Over the last year, sales have been accelerating at Chinese electric-vehicle (EV) maker NIO (NIO -5.37%). On Friday, the company announced production will be affected by the global semiconductor shortage that has impacted other automakers.
Investors reacted by knocking NIO shares down. As of 1:25 p.m. EDT on Friday, shares were trading south about 8%.
NIO said the chip shortage will cause it to halt production for five days, beginning March 29. The planned downtime caused the company to lower first-quarter shipment projections to 19,500 vehicles, down from the previous estimated range of 20,000 to 20,500.
NIO's growth has been accelerating. The company delivered almost 44,000 vehicles in 2020, more than twice as many as 2019. And even with the reduced delivery estimate due to the suspension, its first-quarter production level of 19,500 vehicles would represent more than 400% growth over deliveries reported in the 2020 first quarter.

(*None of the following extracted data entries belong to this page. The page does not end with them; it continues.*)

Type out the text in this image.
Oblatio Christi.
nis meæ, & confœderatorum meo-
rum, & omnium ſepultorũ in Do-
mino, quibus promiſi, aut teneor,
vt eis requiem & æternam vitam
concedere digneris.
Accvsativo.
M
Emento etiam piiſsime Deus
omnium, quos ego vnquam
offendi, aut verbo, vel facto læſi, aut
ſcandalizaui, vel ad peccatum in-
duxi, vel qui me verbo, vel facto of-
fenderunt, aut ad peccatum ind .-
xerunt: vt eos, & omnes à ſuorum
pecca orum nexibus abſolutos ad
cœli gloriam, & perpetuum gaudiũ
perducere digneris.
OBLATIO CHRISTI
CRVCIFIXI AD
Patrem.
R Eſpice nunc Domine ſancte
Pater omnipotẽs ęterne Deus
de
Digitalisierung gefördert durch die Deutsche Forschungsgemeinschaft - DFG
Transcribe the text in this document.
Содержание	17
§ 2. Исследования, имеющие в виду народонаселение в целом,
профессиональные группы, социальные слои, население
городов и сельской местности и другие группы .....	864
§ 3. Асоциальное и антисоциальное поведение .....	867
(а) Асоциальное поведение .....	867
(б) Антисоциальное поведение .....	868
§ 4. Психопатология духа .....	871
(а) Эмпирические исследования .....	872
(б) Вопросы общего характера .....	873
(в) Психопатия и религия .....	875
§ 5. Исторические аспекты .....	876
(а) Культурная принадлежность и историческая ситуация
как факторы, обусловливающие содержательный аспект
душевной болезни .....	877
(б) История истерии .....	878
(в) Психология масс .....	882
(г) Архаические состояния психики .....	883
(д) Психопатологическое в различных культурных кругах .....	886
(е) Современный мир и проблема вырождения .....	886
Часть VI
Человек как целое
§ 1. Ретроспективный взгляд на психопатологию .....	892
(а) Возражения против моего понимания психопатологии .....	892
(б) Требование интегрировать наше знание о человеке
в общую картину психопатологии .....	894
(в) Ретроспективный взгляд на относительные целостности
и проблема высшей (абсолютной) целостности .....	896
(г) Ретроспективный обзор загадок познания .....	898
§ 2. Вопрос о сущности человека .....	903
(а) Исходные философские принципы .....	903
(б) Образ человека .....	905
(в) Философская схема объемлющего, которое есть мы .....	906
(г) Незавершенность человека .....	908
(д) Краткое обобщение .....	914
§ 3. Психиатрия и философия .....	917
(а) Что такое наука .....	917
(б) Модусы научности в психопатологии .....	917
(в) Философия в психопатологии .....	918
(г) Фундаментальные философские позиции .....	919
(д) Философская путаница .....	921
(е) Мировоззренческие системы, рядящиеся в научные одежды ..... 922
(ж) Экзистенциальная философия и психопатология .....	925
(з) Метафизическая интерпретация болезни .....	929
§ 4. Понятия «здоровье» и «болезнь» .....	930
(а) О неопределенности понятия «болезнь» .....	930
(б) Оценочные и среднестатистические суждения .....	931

That level of production would also still be higher than what Chinese EV competitor XPeng (XPEV -4.02%) expects for its first quarter. XPeng hasn't yet said it will be affected by the semiconductor supply problem but had previously told investors that it estimates first-quarter 2021 deliveries to grow about 450% year over year to 12,500 vehicles.
With NIO's stock price having grown almost 1,200% in the last year, news of the disruption in operations was bound to bring a negative response from investors. If the five-day outage is the extent of the damage, the company's overall valuation shouldn't really be impacted in the long run.